SpaceX founder Elon Musk looks on at a post-launch news conference after the SpaceX Falcon 9 rocket, carrying the Crew Dragon spacecraft, lifted off on an uncrewed test flight to the International Space Station from the Kennedy Space Center in Cape Canaveral, Florida

America’s newest capsule for astronauts is rocketing towards the International Space Station on a test flight by SpaceX.


A Falcon rocket blasted off with the Crew Dragon capsule from Nasa’s Kennedy Space Centre in Florida.

The only passenger is a life-size test dummy, named Ripley from the Alien movies.

It will spend five days docked to the orbiting outpost, before making a splashdown in the Atlantic next Friday – all vital training for the next space demo, possibly this summer, when two astronauts strap in.

“This is critically important … We’re on the precipice of launching American astronauts on American rockets from American soil again for the first time since the retirement of the space shuttles in 2011,” said Nasa administrator Jim Bridenstine.

He got a special tour of the pad on the eve of launch, by SpaceX founder and chief executive Elon Musk.


An estimated 5,000 Nasa and contractor employees, tourists and journalists gathered in the wee hours at Kennedy Space Centre with the SpaceX launch team, as the Falcon 9 rocket blasted off from the same spot where Apollo moon rockets and space shuttles once soared.

Across the country at SpaceX Mission Control in Hawthorne, California, company employees went wild, cheering every step of the way until the capsule successfully reached orbit.

Looking on from Kennedy’s Launch Control were the two Nasa astronauts who will strap in as early as July for the second space demo, Doug Hurley and Bob Behnken.

It has been eight years since Hurley and three other astronauts flew the last space shuttle mission, and human launches from Florida ceased.

Nasa turned to private companies, SpaceX and Boeing, and has provided them with funding to build and operate crew capsules to ferry astronauts to and from the space station.


Now Russian rockets are the only way to get astronauts to the 250-mile-high outpost.

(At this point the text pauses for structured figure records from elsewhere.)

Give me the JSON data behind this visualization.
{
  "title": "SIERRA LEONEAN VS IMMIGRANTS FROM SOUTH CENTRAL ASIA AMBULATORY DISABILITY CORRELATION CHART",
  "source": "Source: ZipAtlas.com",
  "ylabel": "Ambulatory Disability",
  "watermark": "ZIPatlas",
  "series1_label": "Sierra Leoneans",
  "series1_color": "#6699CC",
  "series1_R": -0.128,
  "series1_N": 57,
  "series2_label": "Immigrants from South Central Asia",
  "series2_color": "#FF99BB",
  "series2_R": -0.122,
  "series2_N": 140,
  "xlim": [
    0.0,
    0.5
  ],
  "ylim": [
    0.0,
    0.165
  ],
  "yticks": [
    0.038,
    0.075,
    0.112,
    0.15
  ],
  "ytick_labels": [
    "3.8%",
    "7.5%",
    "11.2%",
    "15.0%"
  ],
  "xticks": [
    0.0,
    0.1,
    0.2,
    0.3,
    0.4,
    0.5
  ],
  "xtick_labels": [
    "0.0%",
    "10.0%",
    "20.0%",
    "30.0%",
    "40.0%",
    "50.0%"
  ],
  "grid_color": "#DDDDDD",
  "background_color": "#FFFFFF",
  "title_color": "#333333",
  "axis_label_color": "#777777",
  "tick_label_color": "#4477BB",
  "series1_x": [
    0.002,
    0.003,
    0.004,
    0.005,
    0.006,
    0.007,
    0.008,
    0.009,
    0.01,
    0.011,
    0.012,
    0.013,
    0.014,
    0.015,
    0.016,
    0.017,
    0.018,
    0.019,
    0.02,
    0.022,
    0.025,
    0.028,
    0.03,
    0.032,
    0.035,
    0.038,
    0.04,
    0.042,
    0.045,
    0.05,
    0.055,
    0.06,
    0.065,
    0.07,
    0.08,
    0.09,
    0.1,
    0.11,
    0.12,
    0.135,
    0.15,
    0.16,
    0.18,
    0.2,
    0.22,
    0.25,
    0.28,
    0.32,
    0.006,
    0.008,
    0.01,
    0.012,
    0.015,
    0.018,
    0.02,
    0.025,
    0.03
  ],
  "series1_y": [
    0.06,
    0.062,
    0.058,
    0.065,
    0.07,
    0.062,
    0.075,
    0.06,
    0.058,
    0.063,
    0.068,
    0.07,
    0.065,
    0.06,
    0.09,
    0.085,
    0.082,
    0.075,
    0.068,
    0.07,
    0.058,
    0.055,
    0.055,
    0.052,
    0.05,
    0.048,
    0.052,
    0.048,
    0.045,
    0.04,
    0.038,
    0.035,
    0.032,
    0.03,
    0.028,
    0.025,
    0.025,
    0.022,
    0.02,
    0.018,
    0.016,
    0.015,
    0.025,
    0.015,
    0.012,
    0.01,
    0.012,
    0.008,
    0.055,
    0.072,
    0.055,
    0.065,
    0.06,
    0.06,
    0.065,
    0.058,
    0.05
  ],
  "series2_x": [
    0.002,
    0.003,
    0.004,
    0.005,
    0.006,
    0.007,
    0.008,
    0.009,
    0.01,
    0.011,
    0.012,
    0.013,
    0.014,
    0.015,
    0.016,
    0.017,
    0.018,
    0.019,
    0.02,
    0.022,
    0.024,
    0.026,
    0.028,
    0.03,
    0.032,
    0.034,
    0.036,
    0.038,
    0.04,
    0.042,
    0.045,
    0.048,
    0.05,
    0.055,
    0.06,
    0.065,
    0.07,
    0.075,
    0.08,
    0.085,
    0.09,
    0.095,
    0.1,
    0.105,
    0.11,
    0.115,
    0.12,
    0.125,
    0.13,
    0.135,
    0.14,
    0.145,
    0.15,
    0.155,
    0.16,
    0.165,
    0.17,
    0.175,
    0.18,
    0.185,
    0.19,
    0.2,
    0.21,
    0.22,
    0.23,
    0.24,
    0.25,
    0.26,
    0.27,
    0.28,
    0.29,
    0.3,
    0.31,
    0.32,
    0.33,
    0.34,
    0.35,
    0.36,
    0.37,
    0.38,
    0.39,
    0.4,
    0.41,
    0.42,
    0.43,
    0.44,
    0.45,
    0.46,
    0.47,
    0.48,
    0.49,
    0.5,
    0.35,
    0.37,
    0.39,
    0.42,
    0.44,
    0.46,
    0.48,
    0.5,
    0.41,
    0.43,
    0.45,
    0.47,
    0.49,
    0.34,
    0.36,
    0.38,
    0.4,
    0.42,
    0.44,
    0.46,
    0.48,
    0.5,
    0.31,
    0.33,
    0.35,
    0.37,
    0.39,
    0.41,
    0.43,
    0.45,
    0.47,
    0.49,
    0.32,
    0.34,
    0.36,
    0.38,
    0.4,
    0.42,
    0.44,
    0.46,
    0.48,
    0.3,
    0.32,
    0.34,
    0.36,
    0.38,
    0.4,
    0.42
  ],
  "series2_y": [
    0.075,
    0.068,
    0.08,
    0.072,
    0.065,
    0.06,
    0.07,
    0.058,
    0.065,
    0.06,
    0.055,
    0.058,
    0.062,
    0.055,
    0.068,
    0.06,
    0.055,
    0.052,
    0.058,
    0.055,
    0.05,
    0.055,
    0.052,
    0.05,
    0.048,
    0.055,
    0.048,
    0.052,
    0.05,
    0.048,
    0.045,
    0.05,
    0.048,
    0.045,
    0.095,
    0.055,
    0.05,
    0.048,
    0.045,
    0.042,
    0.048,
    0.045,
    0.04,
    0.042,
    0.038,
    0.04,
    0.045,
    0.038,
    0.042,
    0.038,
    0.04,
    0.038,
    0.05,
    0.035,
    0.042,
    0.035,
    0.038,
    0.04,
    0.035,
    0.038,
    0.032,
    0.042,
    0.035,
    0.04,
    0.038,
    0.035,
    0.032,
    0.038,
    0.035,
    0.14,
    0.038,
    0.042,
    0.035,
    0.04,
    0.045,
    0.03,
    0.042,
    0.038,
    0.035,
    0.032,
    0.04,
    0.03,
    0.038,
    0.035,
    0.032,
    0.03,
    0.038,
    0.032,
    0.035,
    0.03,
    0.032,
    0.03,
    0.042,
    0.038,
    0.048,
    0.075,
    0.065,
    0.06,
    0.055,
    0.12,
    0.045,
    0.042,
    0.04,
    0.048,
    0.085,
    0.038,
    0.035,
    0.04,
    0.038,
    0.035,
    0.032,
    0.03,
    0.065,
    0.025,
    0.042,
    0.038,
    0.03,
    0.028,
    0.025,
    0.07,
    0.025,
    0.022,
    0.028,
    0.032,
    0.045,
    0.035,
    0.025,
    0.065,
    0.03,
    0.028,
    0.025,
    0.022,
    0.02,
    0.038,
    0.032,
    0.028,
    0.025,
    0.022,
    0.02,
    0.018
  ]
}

Soyuz tickets have skyrocketed over the years; Nasa currently pays 82 million US dollars per seat.

Boeing aims to conduct the first test flight of its Starliner capsule in April, with astronauts on board possibly in August.

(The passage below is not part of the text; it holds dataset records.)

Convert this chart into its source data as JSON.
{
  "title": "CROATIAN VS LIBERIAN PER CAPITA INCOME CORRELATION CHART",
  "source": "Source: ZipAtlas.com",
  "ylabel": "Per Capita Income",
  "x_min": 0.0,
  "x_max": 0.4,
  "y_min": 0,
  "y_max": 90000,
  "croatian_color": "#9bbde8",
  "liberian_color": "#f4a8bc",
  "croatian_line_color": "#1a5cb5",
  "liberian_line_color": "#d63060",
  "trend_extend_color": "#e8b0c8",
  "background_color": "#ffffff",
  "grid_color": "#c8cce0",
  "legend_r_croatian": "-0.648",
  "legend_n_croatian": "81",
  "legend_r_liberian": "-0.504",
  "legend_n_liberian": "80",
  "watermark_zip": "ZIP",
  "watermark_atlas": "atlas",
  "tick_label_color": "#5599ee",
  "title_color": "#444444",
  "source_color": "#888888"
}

Mr Bridenstine said he is confident that astronauts will soar on a Dragon or Starliner – or both – by the year’s end. But he stressed there is no rush.

“We are not in a space race,” he said. “That race is over. We went to the moon and we won. It’s done. Now we’re in a position where we can take our time and make sure we get it right.”

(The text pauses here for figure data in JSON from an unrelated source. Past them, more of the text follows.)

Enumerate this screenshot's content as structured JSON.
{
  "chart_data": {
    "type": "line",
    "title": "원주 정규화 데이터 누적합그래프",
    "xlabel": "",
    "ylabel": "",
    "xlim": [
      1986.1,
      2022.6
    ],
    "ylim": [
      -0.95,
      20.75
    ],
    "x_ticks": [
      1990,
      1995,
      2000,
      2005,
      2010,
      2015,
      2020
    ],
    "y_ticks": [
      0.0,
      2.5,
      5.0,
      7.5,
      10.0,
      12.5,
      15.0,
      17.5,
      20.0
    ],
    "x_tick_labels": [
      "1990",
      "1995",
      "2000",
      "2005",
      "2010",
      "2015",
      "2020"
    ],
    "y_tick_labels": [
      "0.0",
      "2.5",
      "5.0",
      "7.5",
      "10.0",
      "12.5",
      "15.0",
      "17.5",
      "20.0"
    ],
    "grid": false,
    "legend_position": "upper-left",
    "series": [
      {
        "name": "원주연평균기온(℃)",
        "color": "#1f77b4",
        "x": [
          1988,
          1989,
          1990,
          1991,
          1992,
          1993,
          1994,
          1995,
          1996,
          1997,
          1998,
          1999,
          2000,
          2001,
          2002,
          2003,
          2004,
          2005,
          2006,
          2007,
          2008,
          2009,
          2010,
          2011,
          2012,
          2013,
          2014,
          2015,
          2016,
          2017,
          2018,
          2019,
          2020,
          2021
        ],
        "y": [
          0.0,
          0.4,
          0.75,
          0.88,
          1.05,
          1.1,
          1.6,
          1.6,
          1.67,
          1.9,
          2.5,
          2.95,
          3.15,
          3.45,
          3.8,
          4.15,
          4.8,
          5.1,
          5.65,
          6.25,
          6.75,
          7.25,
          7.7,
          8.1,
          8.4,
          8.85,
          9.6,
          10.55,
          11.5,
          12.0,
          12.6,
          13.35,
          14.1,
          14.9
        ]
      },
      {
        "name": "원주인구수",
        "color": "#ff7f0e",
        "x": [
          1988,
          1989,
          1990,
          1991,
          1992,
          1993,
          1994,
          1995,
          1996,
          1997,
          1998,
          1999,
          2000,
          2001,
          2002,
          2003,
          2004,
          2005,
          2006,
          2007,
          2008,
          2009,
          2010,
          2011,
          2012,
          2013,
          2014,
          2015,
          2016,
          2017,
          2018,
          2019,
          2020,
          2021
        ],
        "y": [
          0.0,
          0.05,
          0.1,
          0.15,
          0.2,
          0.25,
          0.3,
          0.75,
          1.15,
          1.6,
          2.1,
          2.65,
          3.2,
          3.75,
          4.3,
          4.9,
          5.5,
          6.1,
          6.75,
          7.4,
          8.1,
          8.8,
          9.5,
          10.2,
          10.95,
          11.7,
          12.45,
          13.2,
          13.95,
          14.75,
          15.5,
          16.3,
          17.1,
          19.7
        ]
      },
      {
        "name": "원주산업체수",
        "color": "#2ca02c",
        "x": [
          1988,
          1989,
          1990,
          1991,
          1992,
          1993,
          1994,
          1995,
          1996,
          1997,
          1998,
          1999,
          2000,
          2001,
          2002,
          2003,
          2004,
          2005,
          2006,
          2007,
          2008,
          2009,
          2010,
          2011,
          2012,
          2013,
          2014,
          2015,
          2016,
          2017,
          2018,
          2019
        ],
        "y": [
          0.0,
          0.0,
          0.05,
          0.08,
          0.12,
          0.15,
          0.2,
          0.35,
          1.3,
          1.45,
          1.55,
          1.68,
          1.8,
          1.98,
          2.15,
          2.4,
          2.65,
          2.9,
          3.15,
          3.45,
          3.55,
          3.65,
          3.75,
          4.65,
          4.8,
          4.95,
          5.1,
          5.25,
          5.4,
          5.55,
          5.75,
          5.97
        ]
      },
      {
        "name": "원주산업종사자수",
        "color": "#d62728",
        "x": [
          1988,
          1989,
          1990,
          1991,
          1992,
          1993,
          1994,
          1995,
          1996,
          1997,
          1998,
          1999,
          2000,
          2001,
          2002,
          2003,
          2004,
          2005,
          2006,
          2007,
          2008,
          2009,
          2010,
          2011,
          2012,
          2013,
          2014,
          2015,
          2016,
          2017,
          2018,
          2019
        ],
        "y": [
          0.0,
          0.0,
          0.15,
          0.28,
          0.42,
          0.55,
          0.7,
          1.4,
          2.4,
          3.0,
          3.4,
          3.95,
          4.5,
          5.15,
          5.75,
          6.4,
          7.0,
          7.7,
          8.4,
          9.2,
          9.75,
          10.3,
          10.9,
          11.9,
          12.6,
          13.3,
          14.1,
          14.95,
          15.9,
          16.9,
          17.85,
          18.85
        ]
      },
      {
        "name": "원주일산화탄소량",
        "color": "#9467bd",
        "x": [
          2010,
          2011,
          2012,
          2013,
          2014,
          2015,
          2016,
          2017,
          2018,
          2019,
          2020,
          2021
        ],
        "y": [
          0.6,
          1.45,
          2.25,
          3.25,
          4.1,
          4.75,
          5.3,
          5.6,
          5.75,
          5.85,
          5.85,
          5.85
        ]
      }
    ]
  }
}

SpaceX already has made 16 trips to the space station using cargo Dragons. The white crew Dragon is slightly bigger – 27 feet tip to tip – and considerably safer.

It features four seats, three windows, touch-screen computer displays and life-support equipment, as well as eight abort engines to pull the capsule to safety in the event of a launch emergency.

Solar cells are mounted on the spacecraft for electrical power, as opposed to the protruding solar wings on cargo Dragons.